Claro que hay algunas variaciones. El ángel, por ejemplo, es mujer; tiene la muy sofisticada y publicitaria belleza de Rie Rassmussen, la modelo danesa que Brian De Palma dirigió en Femme fatale , y padece (se sabrá después) una muy humana crisis de identidad. Y el hombre cuyo suicidio viene a interrumpir no es un tipo honesto perseguido por el infortunio sino un estafador de poca monta perseguido por sus acreedores, gente de modales bruscos según puede apreciarse desde el comienzo mismo del film. Para que no queden dudas del contraste entre el ángel bienhechor y su protegido, Besson coloca al diminuto Jamel Debbouze (el generoso y humillado dependiente de Amelie) al lado del metro ochenta sin tacos de la escandinava. Los dos se encuentran en el mismo puente, y aparentemente con la misma intención: suicidarse; pero cualquiera sabe que no la concretarán y que a partir de ahí se pondrá en marcha la misión bienhechora de la enviada del cielo. No conviene revelar cómo llevará adelante su gestión, que consiste en impartir al frustrado suicida lecciones para cobrar confianza en sí mismo y pagar las deudas a sus acreedores, pero bien puede suponerse que una de sus armas principales será el sexo, que por algo tiene esa figura de Vogue. Aunque no hay por qué alarmarse: ya se las arreglará Besson para que no queden dudas de la condición virginal de su criatura, en el fondo lo único que parece importar en el comportamiento terreno de un ángel que no titubea a la hora de la violencia.
Palabras, palabras
También puede suponerse casi todo lo que seguirá y hay que lamentar que Besson haga tan poco por desautorizar esa presunción. Probablemente está demasiado ocupado a la caza de una poesía que le resulta esquiva por mucho que Thierry Arbogast haga maravillas con la luz y París preste su marco majestuoso. El problema del film no está tanto en esa vana búsqueda a toda costa ni en la ostensible copia de Capra y Wenders que tal vez quiso disfrazar de cita-homenaje, ni en la visible voluntad de complacer a todo el mundo -al fin y al cabo se trata de un cuentito convencional y deliberadamente naïf-, como en el reemplazo de la acción por una sucesión de diálogos reiterativos y pedestres puestos, para colmo, en boca de actores que los dicen sin gracia, como la rubia anoréxica de piernas interminables, o sin convicción, como el menudo comediante de origen marroquí. En tales condiciones no hay química que compense y mucho menos cuando, como sucede en este caso, tampoco abunda.

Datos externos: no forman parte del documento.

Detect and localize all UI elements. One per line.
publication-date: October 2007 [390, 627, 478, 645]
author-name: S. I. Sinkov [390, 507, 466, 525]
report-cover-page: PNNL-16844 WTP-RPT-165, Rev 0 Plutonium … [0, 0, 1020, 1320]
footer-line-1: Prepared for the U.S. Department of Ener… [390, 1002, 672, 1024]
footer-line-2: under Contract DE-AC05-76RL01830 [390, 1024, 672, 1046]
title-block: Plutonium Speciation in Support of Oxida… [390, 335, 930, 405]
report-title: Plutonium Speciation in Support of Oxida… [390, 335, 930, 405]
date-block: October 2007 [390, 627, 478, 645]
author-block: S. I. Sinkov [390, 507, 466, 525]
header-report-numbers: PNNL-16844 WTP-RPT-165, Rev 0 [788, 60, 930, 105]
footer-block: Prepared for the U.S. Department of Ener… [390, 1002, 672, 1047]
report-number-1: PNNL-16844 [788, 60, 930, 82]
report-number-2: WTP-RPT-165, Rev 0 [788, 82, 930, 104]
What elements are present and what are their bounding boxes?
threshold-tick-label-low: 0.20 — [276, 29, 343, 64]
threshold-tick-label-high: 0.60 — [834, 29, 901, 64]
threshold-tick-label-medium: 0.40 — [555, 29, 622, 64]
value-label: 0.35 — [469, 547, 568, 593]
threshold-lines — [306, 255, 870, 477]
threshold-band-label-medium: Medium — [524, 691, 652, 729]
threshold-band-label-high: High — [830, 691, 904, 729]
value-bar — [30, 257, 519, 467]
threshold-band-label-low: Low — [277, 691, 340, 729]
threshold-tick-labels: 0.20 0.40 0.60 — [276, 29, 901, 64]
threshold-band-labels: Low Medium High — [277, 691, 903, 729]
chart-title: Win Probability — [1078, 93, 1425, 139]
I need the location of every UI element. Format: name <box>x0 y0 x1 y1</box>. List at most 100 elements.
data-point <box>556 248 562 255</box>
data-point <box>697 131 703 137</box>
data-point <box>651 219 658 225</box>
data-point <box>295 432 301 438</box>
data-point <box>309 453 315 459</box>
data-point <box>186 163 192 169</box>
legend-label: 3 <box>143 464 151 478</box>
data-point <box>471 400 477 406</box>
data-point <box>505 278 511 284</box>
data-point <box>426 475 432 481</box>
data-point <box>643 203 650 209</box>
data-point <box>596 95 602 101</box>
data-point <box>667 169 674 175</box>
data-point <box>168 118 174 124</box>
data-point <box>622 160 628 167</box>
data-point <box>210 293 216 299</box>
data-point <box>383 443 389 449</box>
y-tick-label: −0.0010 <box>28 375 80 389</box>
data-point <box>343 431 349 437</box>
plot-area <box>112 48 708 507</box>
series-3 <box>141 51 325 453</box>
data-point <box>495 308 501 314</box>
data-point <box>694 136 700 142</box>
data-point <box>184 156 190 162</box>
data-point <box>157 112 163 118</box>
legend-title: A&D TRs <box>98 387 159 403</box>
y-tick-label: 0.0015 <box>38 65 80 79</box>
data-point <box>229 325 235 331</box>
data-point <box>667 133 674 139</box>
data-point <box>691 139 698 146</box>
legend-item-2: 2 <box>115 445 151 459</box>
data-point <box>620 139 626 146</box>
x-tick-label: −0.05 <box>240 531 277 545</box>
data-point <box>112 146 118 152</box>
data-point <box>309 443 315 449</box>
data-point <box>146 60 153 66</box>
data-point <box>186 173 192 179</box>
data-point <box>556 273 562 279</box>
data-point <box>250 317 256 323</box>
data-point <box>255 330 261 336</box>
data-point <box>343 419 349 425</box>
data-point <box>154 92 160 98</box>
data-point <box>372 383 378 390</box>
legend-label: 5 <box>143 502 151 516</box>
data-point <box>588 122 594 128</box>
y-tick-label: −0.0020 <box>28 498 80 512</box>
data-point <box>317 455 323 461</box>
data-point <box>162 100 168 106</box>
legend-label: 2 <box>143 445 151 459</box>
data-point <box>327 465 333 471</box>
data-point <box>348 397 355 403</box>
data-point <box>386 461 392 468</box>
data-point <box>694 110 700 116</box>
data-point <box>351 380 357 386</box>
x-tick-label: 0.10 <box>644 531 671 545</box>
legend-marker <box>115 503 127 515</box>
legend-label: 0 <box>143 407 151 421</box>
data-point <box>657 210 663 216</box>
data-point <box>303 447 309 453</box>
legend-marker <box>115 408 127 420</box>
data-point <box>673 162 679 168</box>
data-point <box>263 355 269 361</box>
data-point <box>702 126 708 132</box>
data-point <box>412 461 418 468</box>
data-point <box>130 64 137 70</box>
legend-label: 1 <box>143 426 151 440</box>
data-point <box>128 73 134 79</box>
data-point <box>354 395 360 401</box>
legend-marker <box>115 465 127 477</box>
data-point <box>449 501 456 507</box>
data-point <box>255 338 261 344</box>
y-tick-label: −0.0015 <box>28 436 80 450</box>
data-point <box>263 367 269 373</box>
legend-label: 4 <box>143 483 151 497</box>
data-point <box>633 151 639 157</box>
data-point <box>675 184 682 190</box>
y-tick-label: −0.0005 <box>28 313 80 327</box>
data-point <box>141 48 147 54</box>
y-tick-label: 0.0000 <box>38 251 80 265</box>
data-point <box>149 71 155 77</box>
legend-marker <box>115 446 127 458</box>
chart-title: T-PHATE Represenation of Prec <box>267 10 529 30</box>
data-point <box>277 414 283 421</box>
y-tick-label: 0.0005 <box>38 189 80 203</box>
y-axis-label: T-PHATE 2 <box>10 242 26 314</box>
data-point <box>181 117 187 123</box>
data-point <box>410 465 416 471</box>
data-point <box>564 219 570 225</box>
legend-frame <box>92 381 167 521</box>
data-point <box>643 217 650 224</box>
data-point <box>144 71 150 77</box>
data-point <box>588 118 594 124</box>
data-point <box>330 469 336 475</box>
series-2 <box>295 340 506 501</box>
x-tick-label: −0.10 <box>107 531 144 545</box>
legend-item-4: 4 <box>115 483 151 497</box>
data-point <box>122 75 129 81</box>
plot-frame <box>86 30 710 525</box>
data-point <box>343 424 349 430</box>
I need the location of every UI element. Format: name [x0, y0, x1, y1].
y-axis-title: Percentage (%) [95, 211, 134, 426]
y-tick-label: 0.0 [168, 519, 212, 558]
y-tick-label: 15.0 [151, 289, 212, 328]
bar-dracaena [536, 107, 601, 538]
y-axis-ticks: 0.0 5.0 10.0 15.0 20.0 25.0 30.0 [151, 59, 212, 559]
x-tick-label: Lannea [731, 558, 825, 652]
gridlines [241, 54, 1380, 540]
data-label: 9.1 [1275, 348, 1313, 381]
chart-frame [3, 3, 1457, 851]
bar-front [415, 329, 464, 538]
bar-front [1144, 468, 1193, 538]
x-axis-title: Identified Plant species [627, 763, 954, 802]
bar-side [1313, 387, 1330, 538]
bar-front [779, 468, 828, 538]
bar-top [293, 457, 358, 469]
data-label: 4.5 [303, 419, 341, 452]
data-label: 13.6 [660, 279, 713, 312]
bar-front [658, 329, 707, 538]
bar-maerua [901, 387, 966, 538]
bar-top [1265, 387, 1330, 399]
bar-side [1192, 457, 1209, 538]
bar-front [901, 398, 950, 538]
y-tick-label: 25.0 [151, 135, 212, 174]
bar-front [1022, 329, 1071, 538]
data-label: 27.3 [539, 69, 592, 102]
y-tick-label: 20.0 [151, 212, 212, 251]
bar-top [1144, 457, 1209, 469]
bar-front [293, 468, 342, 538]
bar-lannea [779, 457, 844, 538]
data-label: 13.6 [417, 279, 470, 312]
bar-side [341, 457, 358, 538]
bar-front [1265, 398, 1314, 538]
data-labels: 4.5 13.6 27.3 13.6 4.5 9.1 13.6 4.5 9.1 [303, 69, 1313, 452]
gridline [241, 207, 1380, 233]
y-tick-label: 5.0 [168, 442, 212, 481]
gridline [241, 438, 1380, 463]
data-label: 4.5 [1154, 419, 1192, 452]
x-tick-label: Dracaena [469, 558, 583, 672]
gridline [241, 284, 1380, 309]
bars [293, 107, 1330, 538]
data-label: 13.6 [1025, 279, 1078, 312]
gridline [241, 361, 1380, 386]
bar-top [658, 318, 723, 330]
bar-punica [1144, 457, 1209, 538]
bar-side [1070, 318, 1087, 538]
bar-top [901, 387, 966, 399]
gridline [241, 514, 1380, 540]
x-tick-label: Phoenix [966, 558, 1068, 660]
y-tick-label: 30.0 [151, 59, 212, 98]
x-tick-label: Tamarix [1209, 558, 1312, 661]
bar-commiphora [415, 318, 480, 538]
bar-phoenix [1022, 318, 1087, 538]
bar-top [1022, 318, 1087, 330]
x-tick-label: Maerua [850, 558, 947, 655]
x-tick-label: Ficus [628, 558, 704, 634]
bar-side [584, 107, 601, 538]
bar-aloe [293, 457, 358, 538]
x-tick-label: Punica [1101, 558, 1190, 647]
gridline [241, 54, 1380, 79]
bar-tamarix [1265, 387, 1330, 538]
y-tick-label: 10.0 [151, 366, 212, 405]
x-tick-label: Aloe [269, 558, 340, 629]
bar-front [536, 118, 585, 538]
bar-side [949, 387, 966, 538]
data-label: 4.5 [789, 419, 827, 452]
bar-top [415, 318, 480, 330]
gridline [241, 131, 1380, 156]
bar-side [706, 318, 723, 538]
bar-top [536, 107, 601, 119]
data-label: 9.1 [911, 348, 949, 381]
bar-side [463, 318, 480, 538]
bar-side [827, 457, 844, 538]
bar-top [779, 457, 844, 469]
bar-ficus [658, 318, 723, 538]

Quedan las imágenes: los puentes de París, los monumentos, las iglesias, los palacios, la torre Eiffel, las espectaculares perspectivas. Y sobran, además de muchísimas palabras y unos cuantos apuntes reveladores de los prejuicios que anidan en el cerebro del autor, las repetidas escenas que intentan sacar provecho cómico de la diferencia de estaturas. No es mucho.